The footprints of these locations will need to accommodate the extra staff required to keep up with orders placed through the app without impacting the day-to-day operations and food preparation for customers who come into the location to place an order.
Another key to the new strategy is overhauling the menu to meet the demands of today’s customers who not only want greater choice when it comes to their food, but also higher-quality ingredients.
Many traditional Subway classic sandwiches will remain, but consumers will now have more options. For example, in April of this year, Subway added four new gourmet Panini — Chipotle Steak & Cheese, Tender, Triple Cheese, Chicken Cordon Bleu and the Italian B.M.T. Melt — featuring fresh-baked ciabatta bread. Plans are underway to begin testing grilled-chicken wraps. Fresh Forward will see the addition of new toppings such as pico de gallo, various sauces and house-made pickles.

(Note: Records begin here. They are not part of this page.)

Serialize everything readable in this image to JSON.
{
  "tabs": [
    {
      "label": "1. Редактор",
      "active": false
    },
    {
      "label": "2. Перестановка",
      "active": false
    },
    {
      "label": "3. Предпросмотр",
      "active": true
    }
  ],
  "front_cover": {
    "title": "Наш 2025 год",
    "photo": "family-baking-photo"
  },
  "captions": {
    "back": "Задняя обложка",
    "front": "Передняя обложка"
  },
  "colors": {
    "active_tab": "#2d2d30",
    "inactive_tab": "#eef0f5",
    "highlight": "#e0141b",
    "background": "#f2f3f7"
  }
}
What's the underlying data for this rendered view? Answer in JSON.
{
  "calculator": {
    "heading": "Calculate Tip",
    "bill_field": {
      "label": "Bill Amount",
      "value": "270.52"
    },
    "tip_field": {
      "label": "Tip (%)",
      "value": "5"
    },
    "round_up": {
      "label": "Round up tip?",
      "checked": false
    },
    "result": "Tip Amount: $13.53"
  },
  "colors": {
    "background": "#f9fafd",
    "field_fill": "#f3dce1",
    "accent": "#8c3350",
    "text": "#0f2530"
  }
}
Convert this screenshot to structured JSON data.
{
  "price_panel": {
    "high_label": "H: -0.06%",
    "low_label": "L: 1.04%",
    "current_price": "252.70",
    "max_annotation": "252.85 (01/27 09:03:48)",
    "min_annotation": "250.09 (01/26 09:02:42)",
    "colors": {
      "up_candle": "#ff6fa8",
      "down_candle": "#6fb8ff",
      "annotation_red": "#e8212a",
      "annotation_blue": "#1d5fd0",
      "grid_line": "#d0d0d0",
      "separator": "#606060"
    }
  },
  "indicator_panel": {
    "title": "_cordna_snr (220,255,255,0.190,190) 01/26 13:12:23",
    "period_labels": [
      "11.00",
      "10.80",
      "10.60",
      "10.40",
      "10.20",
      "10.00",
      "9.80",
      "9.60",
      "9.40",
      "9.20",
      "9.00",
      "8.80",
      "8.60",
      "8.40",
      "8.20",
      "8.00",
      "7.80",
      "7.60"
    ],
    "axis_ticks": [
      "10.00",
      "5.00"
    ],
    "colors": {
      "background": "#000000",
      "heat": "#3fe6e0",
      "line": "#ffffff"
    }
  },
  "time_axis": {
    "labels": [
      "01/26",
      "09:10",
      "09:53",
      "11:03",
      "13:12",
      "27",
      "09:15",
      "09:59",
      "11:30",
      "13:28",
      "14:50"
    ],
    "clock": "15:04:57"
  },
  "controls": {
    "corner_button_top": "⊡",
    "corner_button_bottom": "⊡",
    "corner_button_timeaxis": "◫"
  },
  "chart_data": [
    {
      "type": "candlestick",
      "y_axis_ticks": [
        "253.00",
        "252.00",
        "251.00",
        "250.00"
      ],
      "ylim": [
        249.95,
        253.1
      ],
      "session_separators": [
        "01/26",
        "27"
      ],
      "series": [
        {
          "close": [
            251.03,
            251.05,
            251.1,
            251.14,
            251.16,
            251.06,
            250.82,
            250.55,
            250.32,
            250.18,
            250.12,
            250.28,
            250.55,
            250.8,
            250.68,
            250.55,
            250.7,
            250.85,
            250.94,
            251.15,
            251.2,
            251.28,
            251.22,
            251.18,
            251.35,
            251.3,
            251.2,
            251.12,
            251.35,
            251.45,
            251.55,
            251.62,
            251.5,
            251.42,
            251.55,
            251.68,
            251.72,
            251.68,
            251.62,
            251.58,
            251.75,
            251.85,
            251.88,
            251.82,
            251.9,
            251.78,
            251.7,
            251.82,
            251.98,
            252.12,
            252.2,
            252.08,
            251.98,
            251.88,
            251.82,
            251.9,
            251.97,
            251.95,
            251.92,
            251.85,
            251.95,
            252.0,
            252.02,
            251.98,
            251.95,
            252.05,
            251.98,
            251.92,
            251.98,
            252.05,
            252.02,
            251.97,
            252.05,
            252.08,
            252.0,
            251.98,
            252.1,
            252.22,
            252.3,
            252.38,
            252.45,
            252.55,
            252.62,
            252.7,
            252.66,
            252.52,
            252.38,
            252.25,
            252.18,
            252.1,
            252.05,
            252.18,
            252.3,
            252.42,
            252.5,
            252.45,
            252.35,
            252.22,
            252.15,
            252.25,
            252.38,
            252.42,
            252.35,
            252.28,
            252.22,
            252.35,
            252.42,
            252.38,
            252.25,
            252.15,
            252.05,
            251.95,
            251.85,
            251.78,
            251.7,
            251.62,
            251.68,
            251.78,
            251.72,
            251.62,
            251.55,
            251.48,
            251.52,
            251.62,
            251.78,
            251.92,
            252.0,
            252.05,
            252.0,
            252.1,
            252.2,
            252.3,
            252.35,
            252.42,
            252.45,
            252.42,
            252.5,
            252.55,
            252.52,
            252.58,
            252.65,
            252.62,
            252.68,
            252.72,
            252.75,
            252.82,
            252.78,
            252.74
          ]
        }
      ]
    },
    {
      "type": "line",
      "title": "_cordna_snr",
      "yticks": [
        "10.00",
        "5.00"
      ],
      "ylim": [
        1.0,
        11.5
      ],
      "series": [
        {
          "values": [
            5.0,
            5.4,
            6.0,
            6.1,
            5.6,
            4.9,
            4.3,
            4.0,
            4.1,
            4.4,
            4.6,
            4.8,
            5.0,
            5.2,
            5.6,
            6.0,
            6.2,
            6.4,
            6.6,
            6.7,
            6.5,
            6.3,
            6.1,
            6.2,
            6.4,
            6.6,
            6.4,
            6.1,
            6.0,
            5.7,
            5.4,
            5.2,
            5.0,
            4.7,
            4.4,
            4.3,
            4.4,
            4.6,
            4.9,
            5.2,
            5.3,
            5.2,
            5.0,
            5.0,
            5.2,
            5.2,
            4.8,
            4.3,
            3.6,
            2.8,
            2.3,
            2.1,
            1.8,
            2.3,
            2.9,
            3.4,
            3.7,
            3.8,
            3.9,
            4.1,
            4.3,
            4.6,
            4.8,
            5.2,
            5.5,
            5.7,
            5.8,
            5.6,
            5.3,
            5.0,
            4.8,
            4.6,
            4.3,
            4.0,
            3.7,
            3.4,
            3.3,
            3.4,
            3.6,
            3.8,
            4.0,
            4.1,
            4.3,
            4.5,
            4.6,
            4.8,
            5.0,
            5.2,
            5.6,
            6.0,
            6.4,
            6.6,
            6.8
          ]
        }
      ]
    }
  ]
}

“Guests now have more options for how they customize their sandwiches and salads, but our classic sandwiches, like the Turkey Breast, Classic Tuna, B.M.T. and Steak and Cheese, will always be part of the menu,” Haynes adds. “We will always serve fresh-baked bread and fresh veggies sliced and prepared in each restaurant. We are giving customers more choices to create their perfect meal, but our core menu is not changing.” “With our Fresh-Forward design and our product mix, we want people to walk into Subway and say ‘this is a fantastic experience’,” says Fertman.